As confrarias em Moçambique deixaram de receber as ajudas da Arábia Saudita. Este reino passou a privilegiar os xeques e as mesquitas do Conselho Islâmico, que conseguem atrair cada vez mais jovens para as suas madrassas, diz Hafiz Adburrazaque Jamú
A comunidade islâmica tem ganho influência na Ilha de Moçambique?
A comunidade muçulmana tem aumentado por diversas vias. Primeiro, a taxa de natalidade, entre os muçulmanos, é muito alta. Não há planeamento familiar e a religião permite a poligamia, o que eu discordo, pois considero ser um problema de interpretação. Permitiu-se que o homem casasse com mais de duas mulheres para segurar o tecido social feminino no tempo do profeta Maomé quando havia uma guerra santa. Depois, a comunidade muçulmana também aumentou porque o facto da Ilha não ter sofrido directamente da guerra, fez com que muitas pessoas se refugiassem aqui.
Os apoios têm permitido um maior peso dos muçulmanos?
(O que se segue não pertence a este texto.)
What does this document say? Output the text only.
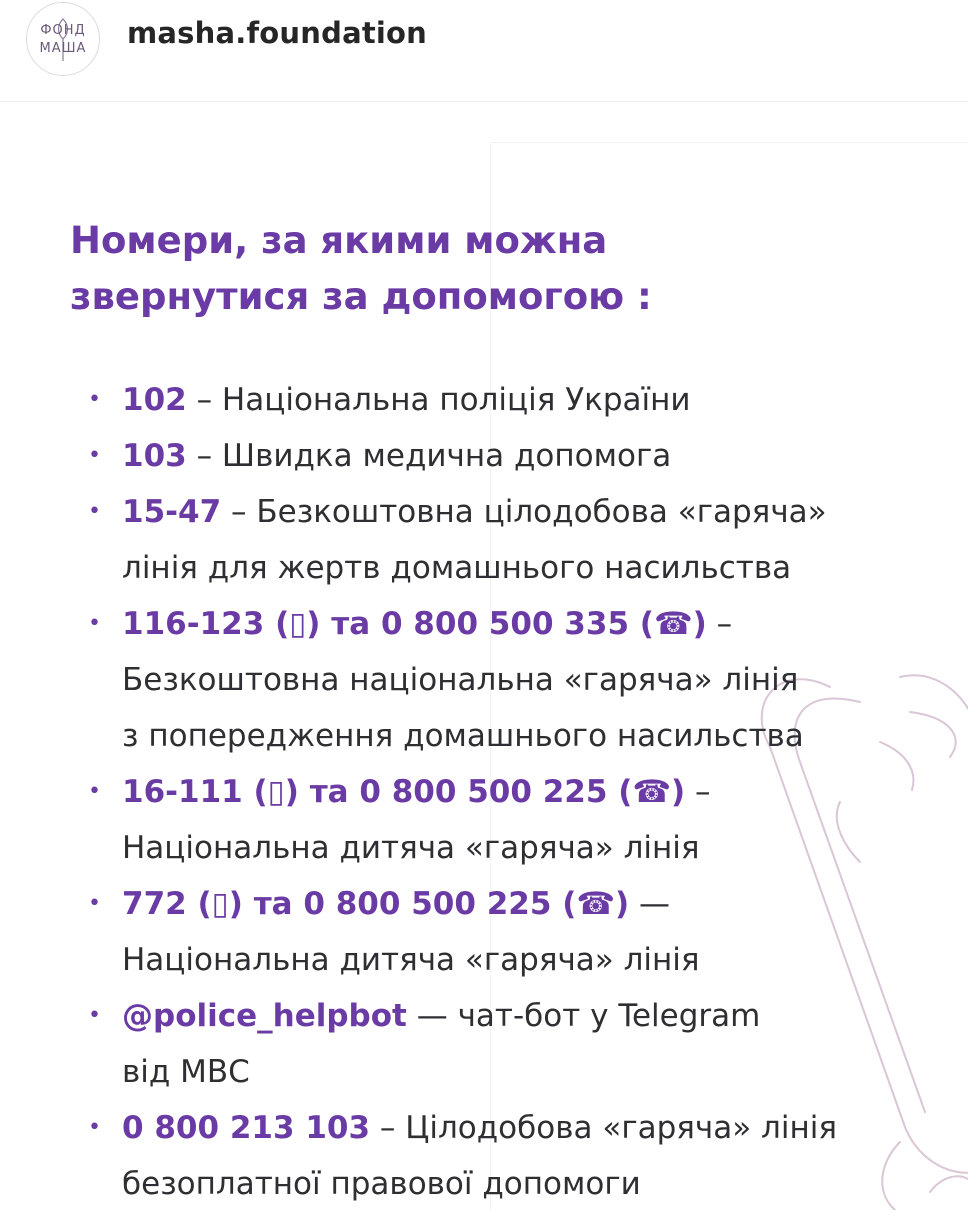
ФОНД
МАША	masha.foundation
Номери, за якими можна
звернутися за допомогою :
• 102 – Національна поліція України
• 103 – Швидка медична допомога
• 15-47 – Безкоштовна цілодобова «гаряча»
лінія для жертв домашнього насильства
• 116-123 (▯) та 0 800 500 335 (☎) –
Безкоштовна національна «гаряча» лінія
з попередження домашнього насильства
• 16-111 (▯) та 0 800 500 225 (☎) –
Національна дитяча «гаряча» лінія
• 772 (▯) та 0 800 500 225 (☎) —
Національна дитяча «гаряча» лінія
• @police_helpbot — чат-бот у Telegram
від МВС
• 0 800 213 103 – Цілодобова «гаряча» лінія
безоплатної правової допомоги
Desde sempre, as confrarias tiveram apoios da Arábia Saudita, e dos vários cantos do mundo islâmico. Mas recentemente não. Com a proliferação do fundamentalismo, as pessoas que defendem essa doutrina começaram a receber esse apoio, deixando as confrarias marginalizadas. Da parte do Governo, muitas das vezes, não vêm apoios, mas consideração. Mas a nível mundial, as confrarias estão muito fracas.
A visão fundamentalista tem conquistado novos membros?
Têm muitas mesquitas mas poucos membros. Mas têm ganho influência, também pelo facto de em Moçambique existir muita gente que até há pouco tempo não tinha nível académico. As pessoas quando vão para as escolas começam a aprender o que é a lógica.
E o fundamentalismo começa por se aproveitar desse factor, por interpretar o Corão de uma forma lógica. Todo o jovem aposta neste raciocínio. Eles semeiam o fruto nos jovens. Estas centenas de novos membros aderiram nos últimos sete a dez anos. Mas os líderes não conseguem alterar a visão das mulheres ou dos mais velhos.
As confrarias têm receio dessa tendência?
Temos um grande receio. Temos que nos proteger, abrir escolas para dar aulas às crianças sobre as confrarias. Quando falecerem os mais velhos, esta maneira de ser das confrarias deixa de existir. Eu sou o único jovem que declaro em público que pertenço às confrarias.
Se nós tivermos uma mesquita de palha e ao lado houver uma mesquita com energia e melhores condições, as pessoas escolhem a que tem melhores condições. A maioria da população ainda não aderiu. Mas há um risco. Os próprios lideres das confrarias não têm trabalho, e são fáceis de vergar, enquanto as pessoas do Conselho Islâmico recebem salários, e têm apoios.